Data Bias and Machine Learning

I have often heard people say, “the data speaks for itself.” This sentiment is not only naive, it is also very dangerous — especially in a world of big data and machine learning. All data is seen through a lens, and the conclusions drawn from the data will change with the perspective of the interpreter.

Data Bias and Machine Learning

Listen to our podcast episode on Data Bias

Data Bias Dilbert

Data Bias Dilbert

I have often heard people say, “the data speaks for itself.” This sentiment is not only naive, it is also very dangerous — especially in a world of big data and machine learning. All data is seen through a lens, and the conclusions drawn from the data will change with the perspective of the interpreter.

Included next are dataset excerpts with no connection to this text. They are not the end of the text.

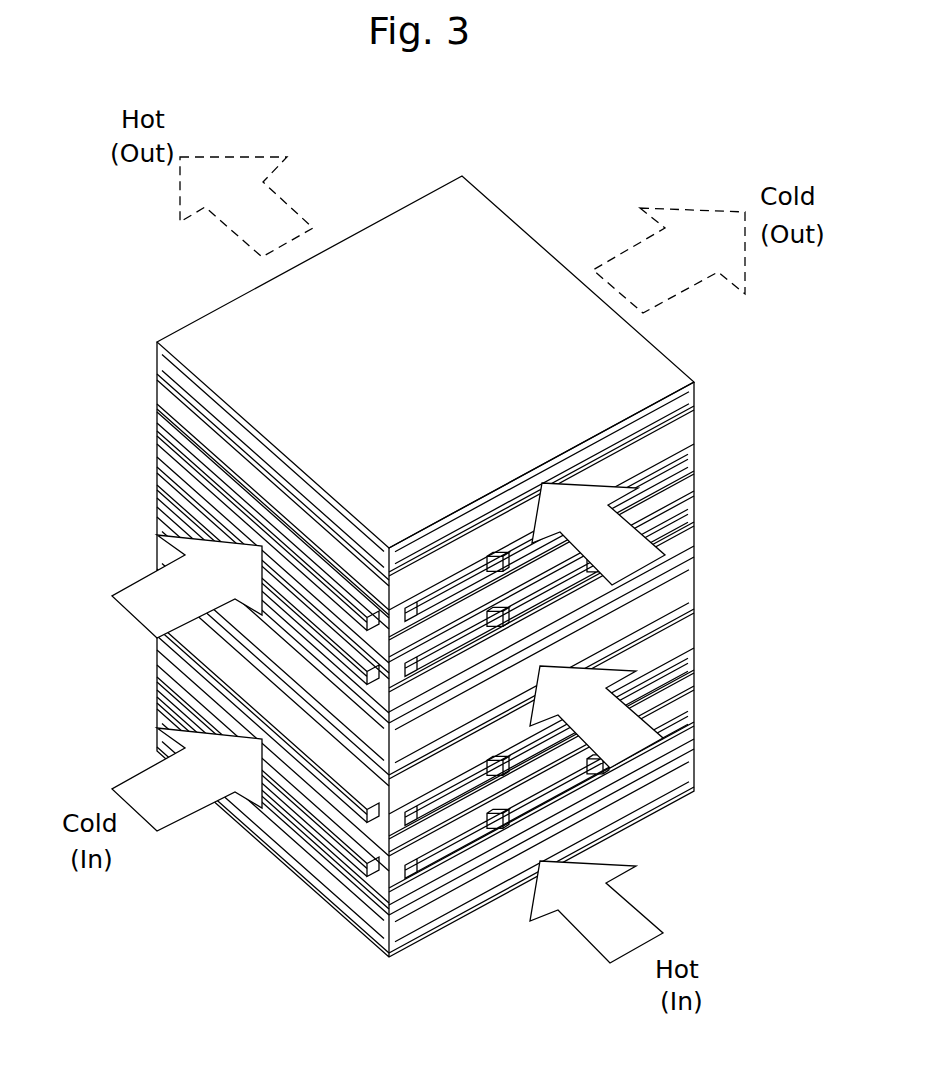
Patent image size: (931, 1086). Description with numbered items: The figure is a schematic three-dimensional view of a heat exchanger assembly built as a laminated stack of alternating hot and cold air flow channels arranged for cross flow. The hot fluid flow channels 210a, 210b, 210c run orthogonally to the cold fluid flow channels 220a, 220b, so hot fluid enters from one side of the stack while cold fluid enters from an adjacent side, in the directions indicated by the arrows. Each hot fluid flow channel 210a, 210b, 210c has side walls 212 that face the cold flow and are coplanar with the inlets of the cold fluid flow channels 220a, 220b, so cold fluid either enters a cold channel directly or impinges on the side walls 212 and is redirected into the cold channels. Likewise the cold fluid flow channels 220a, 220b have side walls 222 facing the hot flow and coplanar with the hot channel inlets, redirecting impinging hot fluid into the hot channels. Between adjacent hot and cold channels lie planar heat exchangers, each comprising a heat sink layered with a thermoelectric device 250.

The side walls 212 is at (163, 358).
The hot fluid flow channel 210a is at (690, 777).
The hot fluid flow channel 210b is at (668, 597).
The hot fluid flow channel 210c is at (695, 397).
The cold fluid flow channel 220a is at (162, 663).
The cold fluid flow channel 220b is at (162, 460).
The side walls 222 is at (680, 497).
The thermoelectric device 250 is at (374, 866).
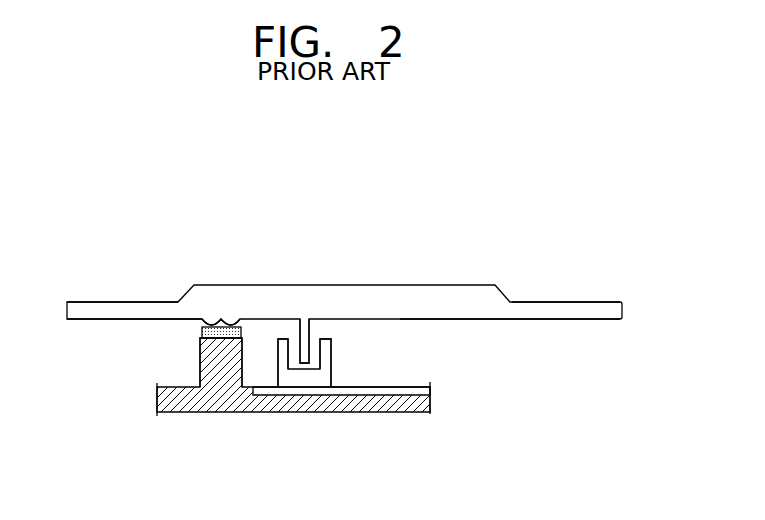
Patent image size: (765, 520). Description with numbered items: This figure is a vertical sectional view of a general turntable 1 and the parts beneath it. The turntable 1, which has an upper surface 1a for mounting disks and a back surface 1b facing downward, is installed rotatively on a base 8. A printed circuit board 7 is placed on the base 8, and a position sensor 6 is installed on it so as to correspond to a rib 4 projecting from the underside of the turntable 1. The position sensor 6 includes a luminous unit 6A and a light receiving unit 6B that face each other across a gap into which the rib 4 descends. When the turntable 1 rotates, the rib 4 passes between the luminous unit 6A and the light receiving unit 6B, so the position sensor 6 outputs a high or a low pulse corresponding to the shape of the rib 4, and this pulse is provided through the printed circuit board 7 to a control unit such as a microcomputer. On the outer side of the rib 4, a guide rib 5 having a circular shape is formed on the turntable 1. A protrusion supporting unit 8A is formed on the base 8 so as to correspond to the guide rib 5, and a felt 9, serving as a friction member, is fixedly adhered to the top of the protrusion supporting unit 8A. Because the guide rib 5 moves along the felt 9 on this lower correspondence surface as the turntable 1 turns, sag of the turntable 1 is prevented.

The turntable 1 is at (462, 285).
The upper surface 1a is at (565, 303).
The back surface 1b is at (567, 319).
The rib 4 is at (305, 337).
The guide rib 5 is at (213, 321).
The position sensor 6 is at (312, 375).
The luminous unit 6A is at (279, 358).
The light receiving unit 6B is at (327, 357).
The printed circuit board 7 is at (345, 392).
The base 8 is at (273, 405).
The protrusion supporting unit 8A is at (205, 365).
The felt 9 is at (201, 330).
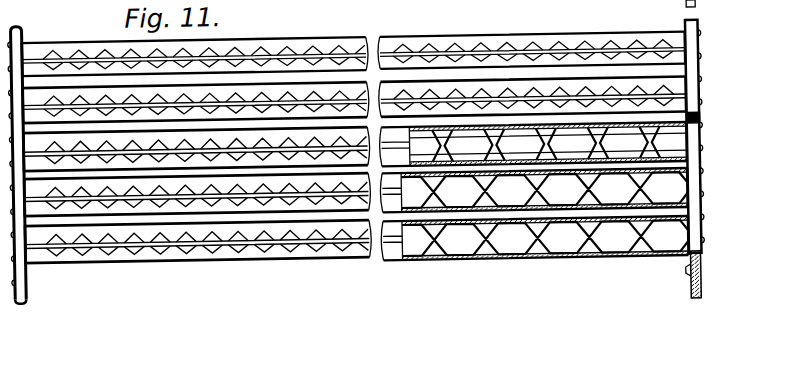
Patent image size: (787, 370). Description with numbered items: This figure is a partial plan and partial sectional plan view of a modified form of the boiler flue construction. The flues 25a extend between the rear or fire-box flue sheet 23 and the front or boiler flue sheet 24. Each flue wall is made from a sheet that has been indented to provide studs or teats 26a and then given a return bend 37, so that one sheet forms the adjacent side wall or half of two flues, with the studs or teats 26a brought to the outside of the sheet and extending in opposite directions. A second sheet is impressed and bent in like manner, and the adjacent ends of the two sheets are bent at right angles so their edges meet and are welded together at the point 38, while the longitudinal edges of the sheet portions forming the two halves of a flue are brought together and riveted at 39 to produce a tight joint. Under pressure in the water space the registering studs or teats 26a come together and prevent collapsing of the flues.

The rear or fire-box flue sheet 23 is at (19, 304).
The front or boiler flue sheet 24 is at (685, 32).
The flues 25a is at (173, 218).
The studs or teats 26a is at (680, 165).
The return bend 37 is at (25, 81).
The welded edges 38 is at (686, 222).
The riveted longitudinal edges 39 is at (277, 273).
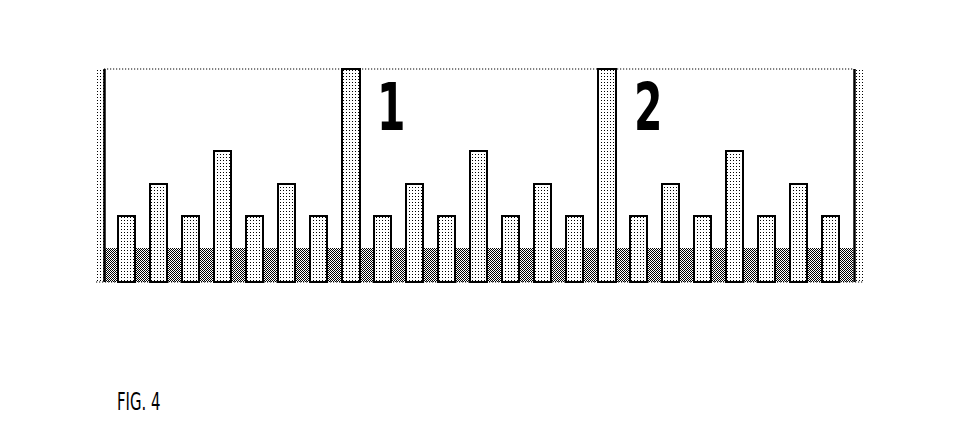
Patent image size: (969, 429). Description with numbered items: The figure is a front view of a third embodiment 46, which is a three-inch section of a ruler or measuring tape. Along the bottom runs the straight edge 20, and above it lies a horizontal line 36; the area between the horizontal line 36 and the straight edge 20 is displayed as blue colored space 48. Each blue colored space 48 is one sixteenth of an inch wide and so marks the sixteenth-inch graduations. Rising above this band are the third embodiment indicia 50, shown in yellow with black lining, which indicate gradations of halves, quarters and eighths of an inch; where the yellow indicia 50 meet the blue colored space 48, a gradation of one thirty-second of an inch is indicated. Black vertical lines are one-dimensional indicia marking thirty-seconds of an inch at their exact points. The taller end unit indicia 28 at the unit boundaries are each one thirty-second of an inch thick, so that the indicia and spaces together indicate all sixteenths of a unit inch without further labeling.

The straight edge 20 is at (112, 285).
The end unit indicia 28 is at (108, 58).
The horizontal line 36 is at (148, 239).
The third embodiment 46 is at (896, 135).
The blue colored space 48 is at (849, 262).
The third embodiment indicia 50 is at (733, 167).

We know that if we give an article to one of our right-leaning friends they could give us a much different interpretation than if we gave the same article to one of our left-leaning friends. The lens that they use to make meaning of the article determines the conclusions they will draw from it. This is no different when raw data is algorithmically interpreted.

When we talk about data science, there can be many types of biases. Most data scientists have some sort of statistics background, so they will think of statistical biases. Those types of biases are well understood and can be controlled for.

However, those techniques really only control for biases which could be contained within the data itself, not within the analytical structure around the data.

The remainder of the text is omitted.